今晩わ!ロッテが、勝ってしまい眠れなくなったオヤジです。

いや、ビックリ!頑張ってますなぁ・・・ロッテ!励みになります。

そーいや、西村監督って、ちょっと三池監督入ってるよね。

清田のホームランにはぶったまげたなぁ・・・福岡ドームだっただけに・・・


さて、野球と言えば、

ゴールディ・ホーンが、バットとグローブを持ってホワイトハウスの前で手を振る、

ジャケット写真が、有名な「アメリカ万才!」

1984年の作品ですな。

監督は、ハーバート・ロス。

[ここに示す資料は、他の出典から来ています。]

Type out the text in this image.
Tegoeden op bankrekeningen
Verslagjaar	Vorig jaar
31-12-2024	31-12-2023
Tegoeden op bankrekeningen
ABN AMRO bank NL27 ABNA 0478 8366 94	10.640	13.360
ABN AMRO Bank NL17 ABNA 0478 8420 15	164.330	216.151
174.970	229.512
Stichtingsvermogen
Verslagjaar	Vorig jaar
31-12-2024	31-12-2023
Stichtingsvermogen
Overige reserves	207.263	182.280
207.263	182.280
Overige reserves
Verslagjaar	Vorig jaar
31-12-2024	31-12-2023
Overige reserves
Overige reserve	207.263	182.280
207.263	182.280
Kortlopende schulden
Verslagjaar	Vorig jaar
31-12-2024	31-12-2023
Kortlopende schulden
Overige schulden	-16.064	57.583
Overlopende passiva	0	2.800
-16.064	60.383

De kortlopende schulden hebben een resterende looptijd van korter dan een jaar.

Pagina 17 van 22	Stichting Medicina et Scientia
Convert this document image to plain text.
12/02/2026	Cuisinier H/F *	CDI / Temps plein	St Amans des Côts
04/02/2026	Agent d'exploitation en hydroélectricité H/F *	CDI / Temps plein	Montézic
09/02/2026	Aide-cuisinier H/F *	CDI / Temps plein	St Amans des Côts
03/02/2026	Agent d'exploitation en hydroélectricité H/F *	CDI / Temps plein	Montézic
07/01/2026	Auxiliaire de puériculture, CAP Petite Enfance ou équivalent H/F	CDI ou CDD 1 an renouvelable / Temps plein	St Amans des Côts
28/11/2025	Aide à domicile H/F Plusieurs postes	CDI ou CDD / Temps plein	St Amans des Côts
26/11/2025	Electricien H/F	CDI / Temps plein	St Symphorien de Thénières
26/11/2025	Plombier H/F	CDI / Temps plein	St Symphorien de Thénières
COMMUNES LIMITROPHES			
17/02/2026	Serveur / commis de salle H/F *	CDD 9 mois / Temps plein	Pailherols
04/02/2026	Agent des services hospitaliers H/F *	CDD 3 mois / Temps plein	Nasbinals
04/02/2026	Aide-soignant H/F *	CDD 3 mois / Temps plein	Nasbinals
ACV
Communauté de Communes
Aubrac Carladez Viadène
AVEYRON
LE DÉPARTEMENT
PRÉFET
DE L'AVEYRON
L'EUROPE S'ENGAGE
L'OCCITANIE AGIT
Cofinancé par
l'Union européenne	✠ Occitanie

イキな監督でしたな・・・2001年に他界されました。

「フットルース」と「摩天楼はバラ色に」の間で、

こういう作品を撮るのが、いかにもハーバート・ロスだよね・・・


で、この作品、ゴールディも製作に関わっている。

一見、ただの「アメリカン・コメディ」の様に見えて、

実は、痛烈なパンチを浴びせてくる、隠れた「傑作」なんですな。

この作品の後あたりに、トム・ハンクスの「チャーリー・ウィルソン」なんか観ると、

「アメリカの裏事情」がわかって、面白いかもね。


場末のコスプレ・バーで働く、自称32歳(ホントは35歳)のオネエチャンが、

中東の王子を狙った「暗殺計画」を、ヒョンな事から阻止してしまう。

一躍、アメリカン・ヒロインに仕立て上げられるオネエチャンなのだが、

そのオネエチャンを「政治力」に利用しようという「クズ」どもが現れる・・・・


と、まぁ・・・日本でもありそうな話です。


何も知らないバカを、うまく利用して「陰謀の手立て」にしようとする。

しかし、アメリカ政府の連中は、「バカ」をナメテいた。

「バカ」というのは、「正直」なのである。

ブルックリン育ちのハーバート・ロスが、このあたりを、実にうまく描いている。


「アメリカの独立宣言」の意味を、主人公が初めて知るシーンは印象的だ。


「笑い」というオブラートに包みながらも、すべての陰謀を悟り、

自分が「ハメラレた!」と気付いてからの主人公の行動には、単純に感動する。



父親が、昔、言いました。
10セントでダイヤの指輪を買って、騙されたのなら、
それは、買う方が悪いのだ。

今、私は売りつけた人に感謝しています。


これは、ラストの公聴委員会でのシーンでの主人公のセリフだ。


この後、主人公のオネエチャンが話す、「無関心」に関するスピーチは、素晴らしい。

けだし、名言です。

成程、ゴールディの言いたいのは、コレだったんだ・・・と納得がいくし、

やはり、立派な女優さんだなぁ・・・と、感心した。


今、コメディエンヌで、ここまでキチッとモノ言える人って、いないよね。


先だって観た、ゴールディ3本立ての1本だったんだけど、

実に良く出来ているコメディだった。